Le CRICIS s’est fixé pour objectif premier de constituer un pôle d’excellence dédié aux analyses des rapports entre communication, information, culture et société. Pour ce faire, nous privilégions les perspectives critiques à la fois pour favoriser la pratique systématique de la réflexivité qui doit être au cœur de toute démarche de recherche et pour mettre en évidence tant les inégalités sociales face aux processus et phénomènes communicationnels que les rapports de pouvoir et les potentialités en termes de changements sociaux. Nous nous distinguons en accordant une place centrale à la fois aux recherches macro et micro, à l’importance des contextes structurants tout en étant attentifs aux innovations d’ordre individuel et collectif, et au temps présent tout en situant nos problématiques dans le long terme. Les enseignements que nous tirons de nos recherches sont à la fois issues des pratiques sociales de la communication au quotidien et de l’analyse des rapports entre communication, information, culture et société à une échelle historique et géographique beaucoup plus vaste.
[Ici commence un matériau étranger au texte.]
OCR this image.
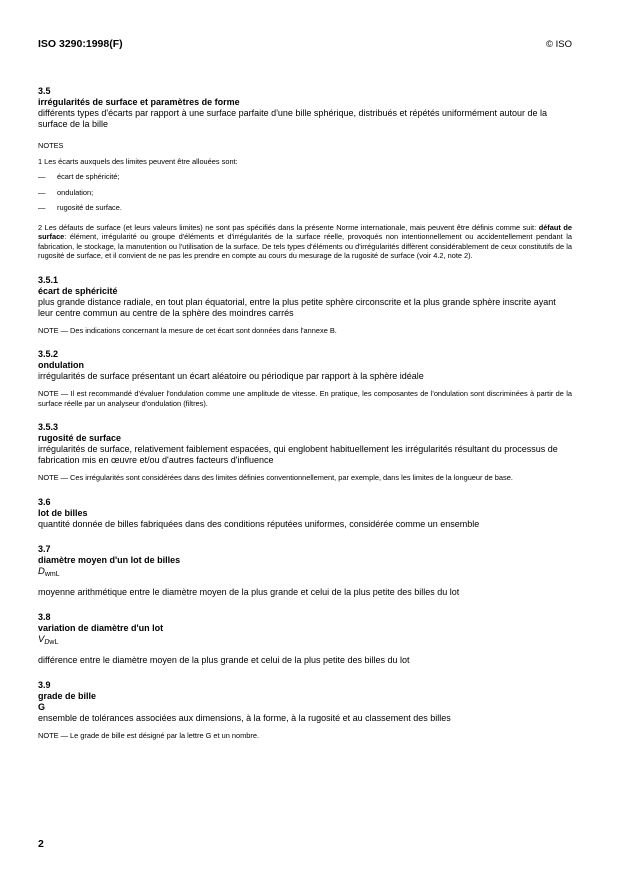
ISO 3290:1998(F)	© ISO
3.5
irrégularités de surface et paramètres de forme
différents types d'écarts par rapport à une surface parfaite d'une bille sphérique, distribués et répétés uniformément autour de la surface de la bille
NOTES
1 Les écarts auxquels des limites peuvent être allouées sont:
—	écart de sphéricité;
—	ondulation;
—	rugosité de surface.
2 Les défauts de surface (et leurs valeurs limites) ne sont pas spécifiés dans la présente Norme internationale, mais peuvent être définis comme suit: défaut de surface: élément, irrégularité ou groupe d'éléments et d'irrégularités de la surface réelle, provoqués non intentionnellement ou accidentellement pendant la fabrication, le stockage, la manutention ou l'utilisation de la surface. De tels types d'éléments ou d'irrégularités diffèrent considérablement de ceux constitutifs de la rugosité de surface, et il convient de ne pas les prendre en compte au cours du mesurage de la rugosité de surface (voir 4.2, note 2).
3.5.1
écart de sphéricité
plus grande distance radiale, en tout plan équatorial, entre la plus petite sphère circonscrite et la plus grande sphère inscrite ayant leur centre commun au centre de la sphère des moindres carrés
NOTE — Des indications concernant la mesure de cet écart sont données dans l'annexe B.
3.5.2
ondulation
irrégularités de surface présentant un écart aléatoire ou périodique par rapport à la sphère idéale
NOTE — Il est recommandé d'évaluer l'ondulation comme une amplitude de vitesse. En pratique, les composantes de l'ondulation sont discriminées à partir de la surface réelle par un analyseur d'ondulation (filtres).
3.5.3
rugosité de surface
irrégularités de surface, relativement faiblement espacées, qui englobent habituellement les irrégularités résultant du processus de fabrication mis en œuvre et/ou d'autres facteurs d'influence
NOTE — Ces irrégularités sont considérées dans des limites définies conventionnellement, par exemple, dans les limites de la longueur de base.
3.6
lot de billes
quantité donnée de billes fabriquées dans des conditions réputées uniformes, considérée comme un ensemble
3.7
diamètre moyen d'un lot de billes
$D_{wmL}$
moyenne arithmétique entre le diamètre moyen de la plus grande et celui de la plus petite des billes du lot
3.8
variation de diamètre d'un lot
$V_{DwL}$
différence entre le diamètre moyen de la plus grande et celui de la plus petite des billes du lot
3.9
grade de bille
G
ensemble de tolérances associées aux dimensions, à la forme, à la rugosité et au classement des billes
NOTE — Le grade de bille est désigné par la lettre G et un nombre.
2
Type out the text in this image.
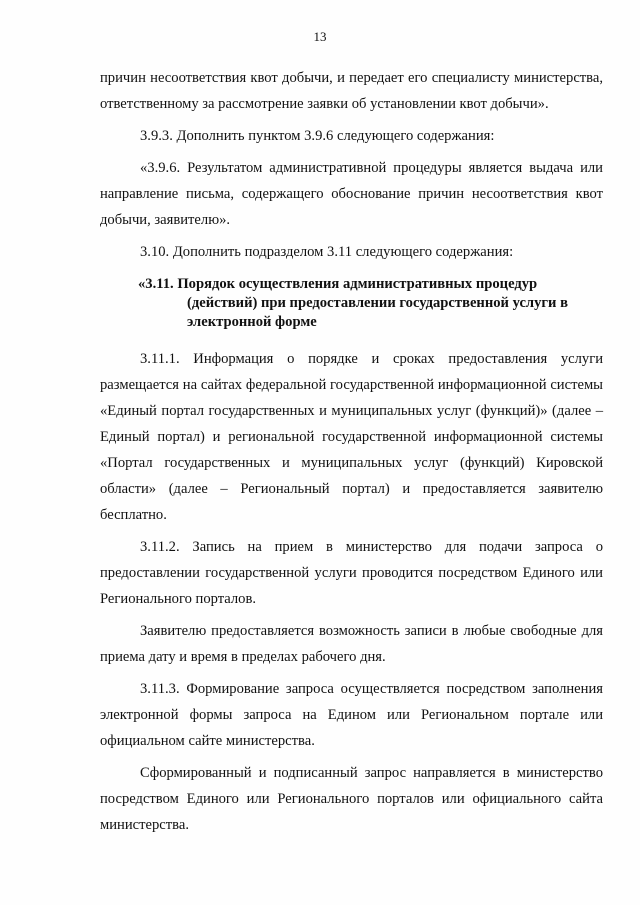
13

причин несоответствия квот добычи, и передает его специалисту министерства, ответственному за рассмотрение заявки об установлении квот добычи».

3.9.3. Дополнить пунктом 3.9.6 следующего содержания:

«3.9.6. Результатом административной процедуры является выдача или направление письма, содержащего обоснование причин несоответствия квот добычи, заявителю».

3.10. Дополнить подразделом 3.11 следующего содержания:

«3.11. Порядок осуществления административных процедур
(действий) при предоставлении государственной услуги в электронной форме

3.11.1. Информация о порядке и сроках предоставления услуги размещается на сайтах федеральной государственной информационной системы «Единый портал государственных и муниципальных услуг (функций)» (далее – Единый портал) и региональной государственной информационной системы «Портал государственных и муниципальных услуг (функций) Кировской области» (далее – Региональный портал) и предоставляется заявителю бесплатно.

3.11.2. Запись на прием в министерство для подачи запроса о предоставлении государственной услуги проводится посредством Единого или Регионального порталов.

Заявителю предоставляется возможность записи в любые свободные для приема дату и время в пределах рабочего дня.

3.11.3. Формирование запроса осуществляется посредством заполнения электронной формы запроса на Едином или Региональном портале или официальном сайте министерства.

Сформированный и подписанный запрос направляется в министерство посредством Единого или Регионального порталов или официального сайта министерства.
Les membres du Centre développent une démarche interdisciplinaire répartis sur 4 axes de recherches à travers l’analyse des processus et des phénomènes communicationnels envisagée à partir d’une pluralité de regards ancrés en sociologie, en psychologie sociale, en sciences politiques, en sciences économiques, en sciences de l’éducation, en informatique cognitive, en philosophie, en études de la mondialisation, en urbanisme, en géographie, en droit, en sémiologie, en lettres, en histoire et en sciences sociales appliquées.

Axe 1: Mutations de la culture et des médias

Étude des mutations des industries et institutions culturelles et médiatiques dans un contexte d’innovation technologique, de nouveaux modèles de financement et de mise en marché, de mouvements de concentration et de financiarisation de la propriété des médias, de convergence vers les réseaux numériques et de propositions d’organisations alternatives. Analyse des transformations des politiques culturelles publiques et des réglementations en lien avec les rôles respectifs des composantes de l’État, des entreprises et de la société civile ainsi que des nouvelles formes de gouvernance des médias et de la culture. Démocratisation de la culture et problématique de l’accès.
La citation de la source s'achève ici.